La testimonianza di Vincenzo Pasquino e il suo ruolo nel crimine
Vincenzo Pasquino si è trovato, fin dalla giovane età, nel cuore della ‘ndrangheta piemontese. La sua carriera criminale inizia nel 2011, quando viene affiliato alla famiglia Alvaro, prima di passare alla famiglia Agresta. I suoi legami con la criminalità organizzata si sono intensificati tra il 2012 e il 2017, periodo in cui ha acquisito un’importante posizione come broker, divenendo un collegamento fondamentale per le cosche calabresi operanti al nord.
La narrazione di Pasquino offre uno sguardo dettagliato sulle dinamiche interne della ‘ndrangheta in Piemonte, rivelando la complicità tra diversi gruppi criminali – dai Crea ai Gallace fino ai Vitale. La sua testimonianza non solo getta luce su come queste famiglie interagiscano tra loro, ma anche su come gestiscano il traffico di stupefacenti e altri reati nel territorio. Nel gennaio 2018, Pasquino si trasferisce in Brasile per motivi legati all’attività illecita, facendo successivamente ritorno in Italia, dove viene arrestato. Qui inizia il suo percorso di collaborazione con la giustizia, che culmina in una serie di dichiarazioni cruciali.
Il crimine organizzato a Torino e il potere di D’Onofrio
Franco D’Onofrio, secondo quanto riportato da Pasquino, non è solo un boss di Carmagnola, ma un attore strategico all’interno di una rete ben più ampia. La figura di D’Onofrio, che passa dal blocco A al blocco C del carcere di Le Vallette, rappresenta un fulcro di interazioni e decisioni tra i vari gruppi della criminalità organizzata. Pasquino racconta come i carcerati della cosca Crea devono chiedere il permesso a D’Onofrio per ogni decisione importante, comprese le scelte processuali come l’abbreviato. Questo testimonia l’autorità che detiene anche all’interno di un ambiente così ristretto come quello carcerario.
D’Onofrio è rimasto quindi una figura di riferimento per molteplici gruppi della ‘ndrangheta, capace di influenzare non solo il crimine a Torino, ma anche a livello nazionale. La sua strategia consiste nel mantenere un’immagine di rispettabilità, infondendo un clima di paura ma al tempo stesso di rispetto tra i membri della sua organizzazione.

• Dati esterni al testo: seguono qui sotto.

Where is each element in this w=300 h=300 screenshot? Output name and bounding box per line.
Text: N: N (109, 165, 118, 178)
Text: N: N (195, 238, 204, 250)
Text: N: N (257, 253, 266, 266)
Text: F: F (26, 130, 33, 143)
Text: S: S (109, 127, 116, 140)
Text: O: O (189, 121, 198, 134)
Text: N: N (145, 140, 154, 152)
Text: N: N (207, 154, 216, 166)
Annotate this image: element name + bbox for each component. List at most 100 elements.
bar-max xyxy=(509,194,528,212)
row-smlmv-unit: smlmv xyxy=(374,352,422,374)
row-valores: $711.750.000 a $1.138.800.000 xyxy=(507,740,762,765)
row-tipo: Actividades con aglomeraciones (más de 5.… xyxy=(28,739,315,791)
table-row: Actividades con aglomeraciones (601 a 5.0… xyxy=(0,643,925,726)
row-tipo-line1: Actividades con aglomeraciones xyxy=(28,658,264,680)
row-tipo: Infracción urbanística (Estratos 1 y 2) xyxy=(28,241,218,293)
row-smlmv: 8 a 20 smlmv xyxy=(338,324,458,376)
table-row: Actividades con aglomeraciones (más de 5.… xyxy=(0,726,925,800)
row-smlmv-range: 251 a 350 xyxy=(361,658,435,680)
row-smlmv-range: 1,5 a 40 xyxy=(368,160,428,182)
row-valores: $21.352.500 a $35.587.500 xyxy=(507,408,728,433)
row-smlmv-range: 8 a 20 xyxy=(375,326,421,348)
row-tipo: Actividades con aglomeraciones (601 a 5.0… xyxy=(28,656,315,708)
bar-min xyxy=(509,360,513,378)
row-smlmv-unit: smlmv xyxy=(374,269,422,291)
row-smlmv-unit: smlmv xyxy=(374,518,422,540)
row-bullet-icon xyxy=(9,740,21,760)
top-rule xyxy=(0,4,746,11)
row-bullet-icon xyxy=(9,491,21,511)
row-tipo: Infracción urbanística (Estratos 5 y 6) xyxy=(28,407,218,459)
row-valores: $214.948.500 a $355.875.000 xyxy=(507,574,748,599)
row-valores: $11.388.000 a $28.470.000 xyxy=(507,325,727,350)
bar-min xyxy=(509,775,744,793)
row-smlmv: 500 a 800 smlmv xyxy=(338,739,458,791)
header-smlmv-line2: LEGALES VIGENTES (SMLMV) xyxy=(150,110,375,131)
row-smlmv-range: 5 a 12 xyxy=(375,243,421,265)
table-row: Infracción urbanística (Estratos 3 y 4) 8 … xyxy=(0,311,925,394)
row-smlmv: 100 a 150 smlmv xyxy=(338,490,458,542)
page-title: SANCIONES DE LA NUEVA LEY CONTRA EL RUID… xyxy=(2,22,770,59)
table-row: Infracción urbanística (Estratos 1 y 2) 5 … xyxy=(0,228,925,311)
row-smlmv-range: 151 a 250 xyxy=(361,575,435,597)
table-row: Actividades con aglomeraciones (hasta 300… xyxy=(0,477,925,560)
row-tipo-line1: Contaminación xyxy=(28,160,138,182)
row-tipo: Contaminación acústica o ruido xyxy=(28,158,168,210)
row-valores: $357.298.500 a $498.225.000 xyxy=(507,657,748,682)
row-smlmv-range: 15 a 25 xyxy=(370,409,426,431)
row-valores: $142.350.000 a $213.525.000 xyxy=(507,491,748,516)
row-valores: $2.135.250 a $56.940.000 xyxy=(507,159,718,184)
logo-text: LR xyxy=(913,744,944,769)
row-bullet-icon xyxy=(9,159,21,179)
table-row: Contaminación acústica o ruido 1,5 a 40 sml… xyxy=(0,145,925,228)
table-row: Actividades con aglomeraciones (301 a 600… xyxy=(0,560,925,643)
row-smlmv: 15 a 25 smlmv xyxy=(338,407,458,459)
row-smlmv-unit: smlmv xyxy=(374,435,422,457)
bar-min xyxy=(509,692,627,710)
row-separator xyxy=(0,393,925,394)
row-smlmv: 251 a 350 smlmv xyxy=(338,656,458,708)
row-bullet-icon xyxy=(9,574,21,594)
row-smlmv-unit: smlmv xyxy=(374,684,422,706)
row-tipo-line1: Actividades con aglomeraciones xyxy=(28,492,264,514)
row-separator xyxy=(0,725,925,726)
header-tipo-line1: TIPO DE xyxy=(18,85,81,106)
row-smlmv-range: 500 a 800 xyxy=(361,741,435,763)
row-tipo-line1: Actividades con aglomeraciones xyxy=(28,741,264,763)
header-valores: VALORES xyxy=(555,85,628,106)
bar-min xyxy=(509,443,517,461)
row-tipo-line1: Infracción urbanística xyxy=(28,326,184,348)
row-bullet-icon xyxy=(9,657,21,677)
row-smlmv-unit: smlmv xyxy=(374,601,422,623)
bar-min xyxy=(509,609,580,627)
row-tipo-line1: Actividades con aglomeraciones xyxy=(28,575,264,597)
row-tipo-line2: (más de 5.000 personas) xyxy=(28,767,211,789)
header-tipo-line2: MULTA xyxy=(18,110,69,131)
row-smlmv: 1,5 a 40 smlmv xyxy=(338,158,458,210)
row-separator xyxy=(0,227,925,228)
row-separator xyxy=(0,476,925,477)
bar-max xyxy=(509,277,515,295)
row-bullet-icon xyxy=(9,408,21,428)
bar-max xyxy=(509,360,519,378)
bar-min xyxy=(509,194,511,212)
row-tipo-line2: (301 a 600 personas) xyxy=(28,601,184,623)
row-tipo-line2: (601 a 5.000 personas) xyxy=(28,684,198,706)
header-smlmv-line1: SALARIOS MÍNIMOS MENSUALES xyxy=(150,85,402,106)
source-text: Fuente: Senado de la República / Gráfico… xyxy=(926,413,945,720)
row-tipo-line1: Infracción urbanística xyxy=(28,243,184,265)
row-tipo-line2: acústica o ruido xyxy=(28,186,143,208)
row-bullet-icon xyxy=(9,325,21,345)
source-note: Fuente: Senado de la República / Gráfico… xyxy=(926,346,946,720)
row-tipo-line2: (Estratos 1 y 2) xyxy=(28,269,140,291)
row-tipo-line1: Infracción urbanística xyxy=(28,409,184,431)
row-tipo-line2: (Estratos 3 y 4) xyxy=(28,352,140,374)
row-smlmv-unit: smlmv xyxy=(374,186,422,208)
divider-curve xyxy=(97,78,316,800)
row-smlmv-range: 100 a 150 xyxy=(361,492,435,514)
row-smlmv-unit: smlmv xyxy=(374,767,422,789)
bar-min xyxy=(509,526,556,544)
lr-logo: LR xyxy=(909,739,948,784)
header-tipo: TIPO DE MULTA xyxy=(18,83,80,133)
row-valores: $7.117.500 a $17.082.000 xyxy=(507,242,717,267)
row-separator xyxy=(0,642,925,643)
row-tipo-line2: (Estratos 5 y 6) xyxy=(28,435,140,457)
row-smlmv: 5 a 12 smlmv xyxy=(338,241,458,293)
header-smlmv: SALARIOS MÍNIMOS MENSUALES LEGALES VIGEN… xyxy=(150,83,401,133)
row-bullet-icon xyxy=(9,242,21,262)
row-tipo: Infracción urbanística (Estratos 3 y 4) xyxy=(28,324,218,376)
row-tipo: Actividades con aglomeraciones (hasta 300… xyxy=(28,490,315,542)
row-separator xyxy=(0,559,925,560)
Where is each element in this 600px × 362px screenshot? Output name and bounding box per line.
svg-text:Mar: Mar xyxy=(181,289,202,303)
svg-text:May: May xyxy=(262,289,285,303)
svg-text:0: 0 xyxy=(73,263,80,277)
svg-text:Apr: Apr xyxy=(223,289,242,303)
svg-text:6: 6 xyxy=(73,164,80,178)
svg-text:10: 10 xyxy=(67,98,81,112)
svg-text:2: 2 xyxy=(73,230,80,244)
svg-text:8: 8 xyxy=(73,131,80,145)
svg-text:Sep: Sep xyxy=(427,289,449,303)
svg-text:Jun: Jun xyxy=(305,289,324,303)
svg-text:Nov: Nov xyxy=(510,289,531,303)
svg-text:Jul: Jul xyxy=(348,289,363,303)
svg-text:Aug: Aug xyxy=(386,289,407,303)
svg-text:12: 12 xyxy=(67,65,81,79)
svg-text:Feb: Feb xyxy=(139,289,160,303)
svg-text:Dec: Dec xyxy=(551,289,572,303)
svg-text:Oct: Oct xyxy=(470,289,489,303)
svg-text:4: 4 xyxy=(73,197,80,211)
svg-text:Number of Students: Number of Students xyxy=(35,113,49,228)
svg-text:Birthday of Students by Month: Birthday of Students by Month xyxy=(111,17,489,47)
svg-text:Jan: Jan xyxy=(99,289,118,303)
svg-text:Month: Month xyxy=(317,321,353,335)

La dinamica di potere e le relazioni reciproche
Il legame tra D’Onofrio e il suo “braccio destro”, Antonio Serratore, illustra meglio le operazioni interne della cosca. Serratore è descritto come il tramite per gli appuntamenti e le comunicazioni tra D’Onofrio e gli altri membri del crimine, creando un sistema di eventi clandestini e incontri riservati. Questa relazione gerarchica è fondamentale per comprendere come la ‘ndrangheta riesca a mantenere il controllo su un territorio articolato come quello piemontese.
Pasquino nota anche come, nonostante le pressioni e i conflitti tra le famiglie criminali calabresi, il rispetto per D’Onofrio è sempre presente. Le dinamiche interne sono fortemente influenzate dal carisma e dalla storia di D’Onofrio, che riesce a tessere un intricato arazzo di alleanze e rivalità, rendendo la gestione della criminalità organizzata in Piemonte un compito tanto complesso quanto efficace.
Le rivelazioni di Pasquino, corroborate da inchieste in corso, pongono l’attenzione su una rete estesa di criminalità che continua a perpetrarsi nel silenzio, lasciando spazio a ulteriori sviluppi e indagini sul potere della ‘ndrangheta in Piemonte. Nello stesso tempo, il crescente movimento di pentimenti e collaborazioni con la giustizia potrebbe iniziare a dare una forma di speranza alla società civile e alle istituzioni nella lotta contro questo fenomeno.